But the American space agency is not idling around, waiting for things to happen, and it too researches means of making the long trip to Mars possible and safe. And what better way to do that than to use the Artemis program for the task?
Artemis is a long-term effort. The first four missions (with the first one already conducted last year) aim at ensuring a human return to the Moon. The ones from mission V and beyond are meant to secure our presence there, but also to pave the way to the more distant Mars.
Regardless of their greater purpose, all foreseeable NASA Artemis missions rely on proven hardware to get the job done. We've got the Space Launch System rocket and the Orion capsule, both of them brand new pieces of hardware, but ones that use tech that was in space before.
By that I mostly mean the rocket's engines. Called RS-25, they've been developed for use on the Space Shuttle, and they've proven so effective they are now the backbone of Artemis.
NASA is testing these engines separately, depending on what mission they are meant for. This story is about the RS-25s that will power Artemis V and the missions to follow, because a major milestone was just reached.
The engines for Artemis V have been undergoing testing for a while now, but at the end of November the third of 12 certification tests was passed with flying colors.
As per NASA, the test demonstrated "a key capability necessary for flight of the rocket during Artemis missions to the Moon and beyond." And that would be the engines' ability to pivot around a central point.
Such an engine maneuver, also known as gimballing, is what allows a rocket to stabilize itself once it reaches orbit, and is of course crucial for getting a spacecraft on the right course towards its target.
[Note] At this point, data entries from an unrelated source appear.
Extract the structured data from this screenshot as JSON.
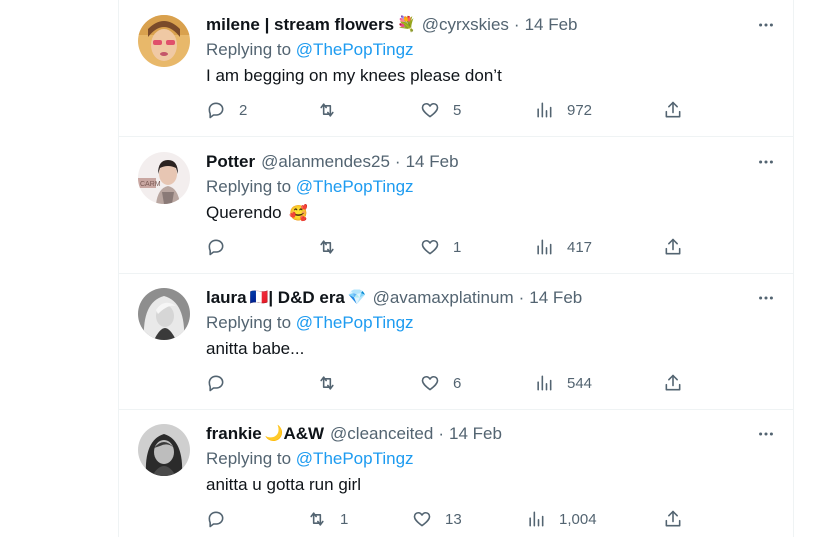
{
  "replying_prefix": "Replying to",
  "tweets": [
    {
      "display_name": "milene | stream flowers",
      "name_emoji": "💐",
      "handle": "@cyrxskies",
      "sep": "·",
      "date": "14 Feb",
      "reply_to": "@ThePopTingz",
      "text": "I am begging on my knees please don’t",
      "text_emoji": "",
      "replies": "2",
      "retweets": "",
      "likes": "5",
      "views": "972"
    },
    {
      "display_name": "Potter",
      "name_emoji": "",
      "handle": "@alanmendes25",
      "sep": "·",
      "date": "14 Feb",
      "reply_to": "@ThePopTingz",
      "text": "Querendo",
      "text_emoji": "🥰",
      "replies": "",
      "retweets": "",
      "likes": "1",
      "views": "417"
    },
    {
      "display_name": "laura",
      "name_flag": "🇫🇷",
      "name_suffix": " | D&D era",
      "name_emoji": "💎",
      "handle": "@avamaxplatinum",
      "sep": "·",
      "date": "14 Feb",
      "reply_to": "@ThePopTingz",
      "text": "anitta babe...",
      "text_emoji": "",
      "replies": "",
      "retweets": "",
      "likes": "6",
      "views": "544"
    },
    {
      "display_name": "frankie",
      "name_emoji": "🌙",
      "name_suffix": " A&W",
      "handle": "@cleanceited",
      "sep": "·",
      "date": "14 Feb",
      "reply_to": "@ThePopTingz",
      "text": "anitta u gotta run girl",
      "text_emoji": "",
      "replies": "",
      "retweets": "1",
      "likes": "13",
      "views": "1,004"
    }
  ],
  "icons": {
    "reply": "reply-icon",
    "retweet": "retweet-icon",
    "like": "heart-icon",
    "views": "views-icon",
    "share": "share-icon",
    "more": "more-icon"
  },
  "colors": {
    "link": "#1d9bf0",
    "muted": "#536471",
    "text": "#0f1419",
    "divider": "#eff3f4"
  }
}
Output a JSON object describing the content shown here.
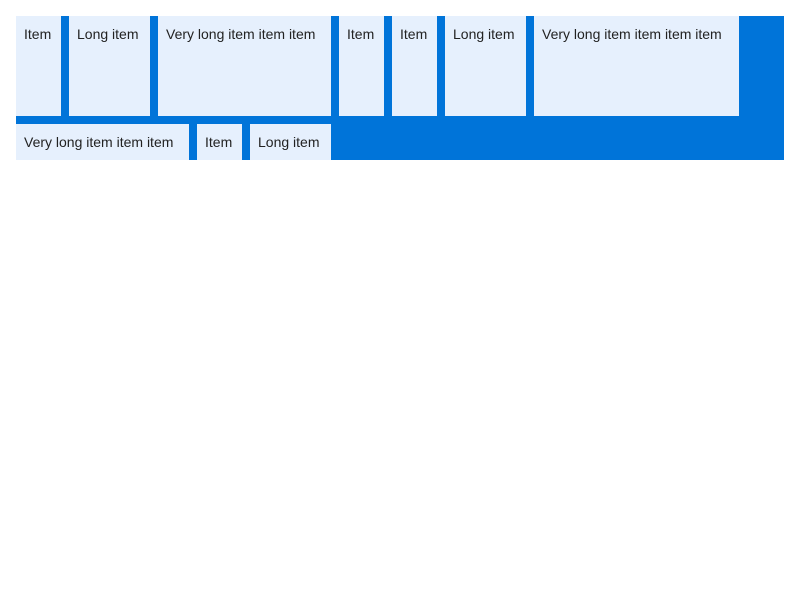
{
  "colors": {
    "container": "#0074d9",
    "item_background": "#e6f0fd",
    "item_text": "#222222"
  },
  "rows": [
    {
      "items": [
        {
          "label": "Item"
        },
        {
          "label": "Long item"
        },
        {
          "label": "Very long item item item"
        },
        {
          "label": "Item"
        },
        {
          "label": "Item"
        },
        {
          "label": "Long item"
        },
        {
          "label": "Very long item item item item"
        }
      ]
    },
    {
      "items": [
        {
          "label": "Very long item item item"
        },
        {
          "label": "Item"
        },
        {
          "label": "Long item"
        }
      ]
    }
  ]
}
During the 650-second test conducted at the Stennis Space Center in St. Louis, Mississippi, an RS-25 engine successfully completed such a maneuver, while at the same time burning well beyond its intended parameters, at 113 percent power level. Technically, such a unit only needs 500 seconds and 111 percent power to push the SLS into orbit, but as with anything NASA does, a safe operating margin is always preferred.
NASA will continue to test the Artemis V engines well into 2024. Although some of the RS-25s used on Artemis I-IV missions have flown before with the Shuttle, the ones for Artemis V will be new. Since they're made using new manufacturing techniques and processes, including 3D printing, NASA's people are also looking into if and how that affects the end product.